What kind of support do researchers have?
Having a good work-life balance is vital for researchers to maintain their productivity and avoid burnout. Institutions can play an important role in supporting researchers by creating policies to help researchers manage their workload. Notably, a large number of researchers in Asia stated that the institutional policies were inadequate. In fact, nearly half of the Asian respondents (47%) reported inadequate resources, compared to researchers in Australia/Oceania (31%) and Europe (36%). More than half of these respondents also reported working over 60 hours a week and felt overwhelmed fairly often.
How do researchers perceive their work environments and respond to work-related stress?
Of all the respondents, 38% reported feeling overwhelmed by their situation at work fairly or very often within the month before taking the survey. Notably, lower proportions of Asian respondents reported feeling overwhelmed frequently, with the percentage being only 25% for Japan. Despite the lack of institutional policies, long working hours, and lack of resources to seek help with stress management, only 37% researchers in Asia agreed to the statement “I am unhappy about the overall culture in academia” as compared to 70% respondents in English-speaking countries.

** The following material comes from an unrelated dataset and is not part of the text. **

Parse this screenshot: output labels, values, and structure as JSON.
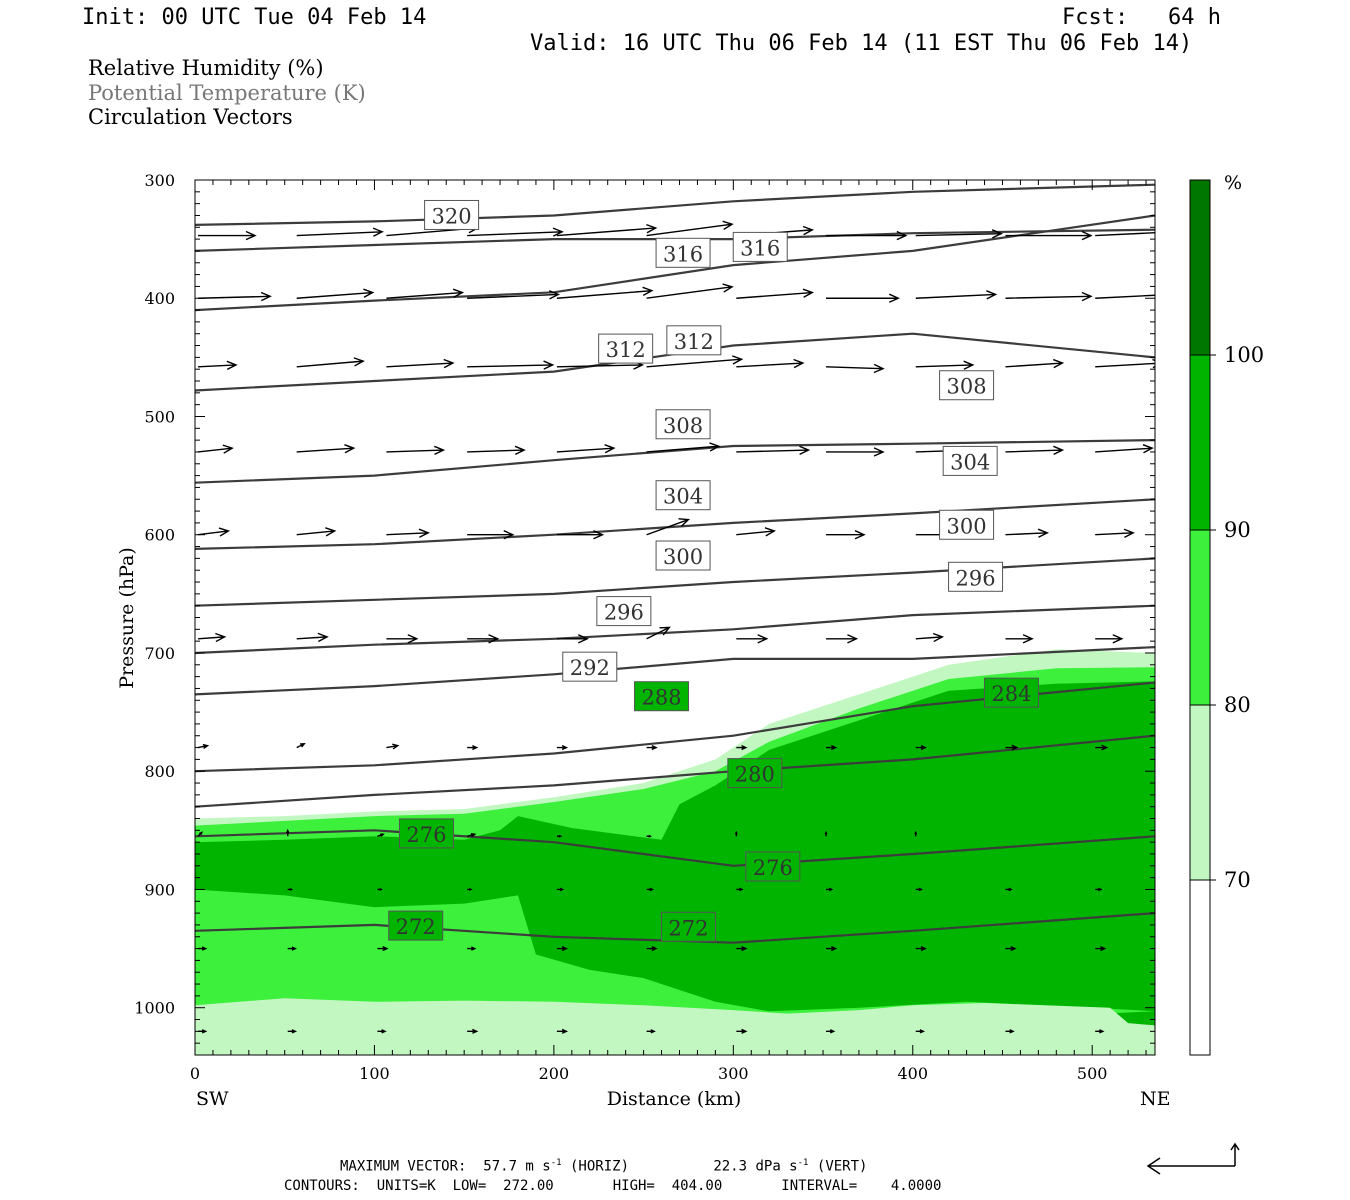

However, Asian respondents were also least likely to seek professional help for work-related issues and most likely to say that they believe they should manage work-related pressures on their own. Possibly, cultural norms are at play with regard to how researchers in Asia perceive their work environments, what their attitude toward mental wellbeing is, and how/when they decide to seek professional help.

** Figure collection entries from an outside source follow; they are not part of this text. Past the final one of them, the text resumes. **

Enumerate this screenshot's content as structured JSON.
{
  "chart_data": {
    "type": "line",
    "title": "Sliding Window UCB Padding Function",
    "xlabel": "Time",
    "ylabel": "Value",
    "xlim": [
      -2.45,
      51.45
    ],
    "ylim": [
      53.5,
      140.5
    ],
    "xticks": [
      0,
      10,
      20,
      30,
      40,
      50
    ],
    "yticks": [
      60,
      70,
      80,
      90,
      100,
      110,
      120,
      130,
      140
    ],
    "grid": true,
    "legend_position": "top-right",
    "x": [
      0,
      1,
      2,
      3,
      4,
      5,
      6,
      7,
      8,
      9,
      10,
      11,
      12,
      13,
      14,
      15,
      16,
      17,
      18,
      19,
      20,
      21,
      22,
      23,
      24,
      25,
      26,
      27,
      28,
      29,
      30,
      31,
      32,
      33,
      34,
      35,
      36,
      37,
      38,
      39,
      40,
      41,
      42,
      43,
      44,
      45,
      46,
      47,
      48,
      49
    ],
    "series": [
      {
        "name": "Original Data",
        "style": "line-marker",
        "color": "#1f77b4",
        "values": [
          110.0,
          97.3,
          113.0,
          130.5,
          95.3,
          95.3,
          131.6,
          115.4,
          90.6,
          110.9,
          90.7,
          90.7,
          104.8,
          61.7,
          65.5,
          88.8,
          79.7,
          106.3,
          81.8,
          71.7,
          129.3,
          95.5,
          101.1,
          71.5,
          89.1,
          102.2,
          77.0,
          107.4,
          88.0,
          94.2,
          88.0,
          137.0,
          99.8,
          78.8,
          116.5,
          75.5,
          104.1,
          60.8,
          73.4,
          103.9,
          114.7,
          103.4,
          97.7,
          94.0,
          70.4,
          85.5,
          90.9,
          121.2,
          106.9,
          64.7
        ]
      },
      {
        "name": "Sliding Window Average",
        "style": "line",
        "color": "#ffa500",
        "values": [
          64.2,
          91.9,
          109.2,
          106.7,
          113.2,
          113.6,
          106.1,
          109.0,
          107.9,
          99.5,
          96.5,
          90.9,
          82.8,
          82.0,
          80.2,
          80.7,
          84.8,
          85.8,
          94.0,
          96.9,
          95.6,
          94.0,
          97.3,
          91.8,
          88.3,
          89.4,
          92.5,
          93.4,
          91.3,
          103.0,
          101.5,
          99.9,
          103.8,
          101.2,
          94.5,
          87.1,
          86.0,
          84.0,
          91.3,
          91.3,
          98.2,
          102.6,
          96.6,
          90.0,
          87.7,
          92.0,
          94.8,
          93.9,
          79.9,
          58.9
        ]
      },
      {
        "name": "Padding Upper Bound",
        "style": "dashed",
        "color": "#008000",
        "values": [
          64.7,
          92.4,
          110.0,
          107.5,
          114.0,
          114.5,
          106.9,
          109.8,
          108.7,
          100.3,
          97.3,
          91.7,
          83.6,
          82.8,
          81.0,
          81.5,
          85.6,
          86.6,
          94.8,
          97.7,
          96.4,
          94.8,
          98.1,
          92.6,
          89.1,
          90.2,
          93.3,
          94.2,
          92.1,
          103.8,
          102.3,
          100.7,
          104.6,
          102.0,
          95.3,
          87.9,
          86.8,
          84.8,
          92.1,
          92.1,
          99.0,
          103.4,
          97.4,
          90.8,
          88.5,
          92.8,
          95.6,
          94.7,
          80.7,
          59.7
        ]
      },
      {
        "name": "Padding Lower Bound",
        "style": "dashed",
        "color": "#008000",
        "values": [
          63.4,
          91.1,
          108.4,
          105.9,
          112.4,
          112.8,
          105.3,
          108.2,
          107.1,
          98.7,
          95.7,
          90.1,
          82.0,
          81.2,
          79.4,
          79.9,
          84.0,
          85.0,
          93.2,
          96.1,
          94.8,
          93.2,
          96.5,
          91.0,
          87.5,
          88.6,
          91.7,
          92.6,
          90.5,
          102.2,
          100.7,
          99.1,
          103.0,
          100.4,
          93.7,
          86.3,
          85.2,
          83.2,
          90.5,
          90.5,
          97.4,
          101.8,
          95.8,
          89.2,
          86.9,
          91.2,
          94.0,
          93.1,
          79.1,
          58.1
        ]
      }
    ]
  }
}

The way forward for creating a positive research culture in Asia
While discussions around mental health among researchers have been on the rise, they are mostly happening in whispers. There is a need to acknowledge the problems researchers are facing and make conscious changes to create a healthy and supportive research culture, particularly in some Asian countries. Going beyond cultural constrictions and encouraging open discussions around mental health will lay the foundation for a nurturing atmosphere where researchers can strive for excellence without compromising their wellbeing.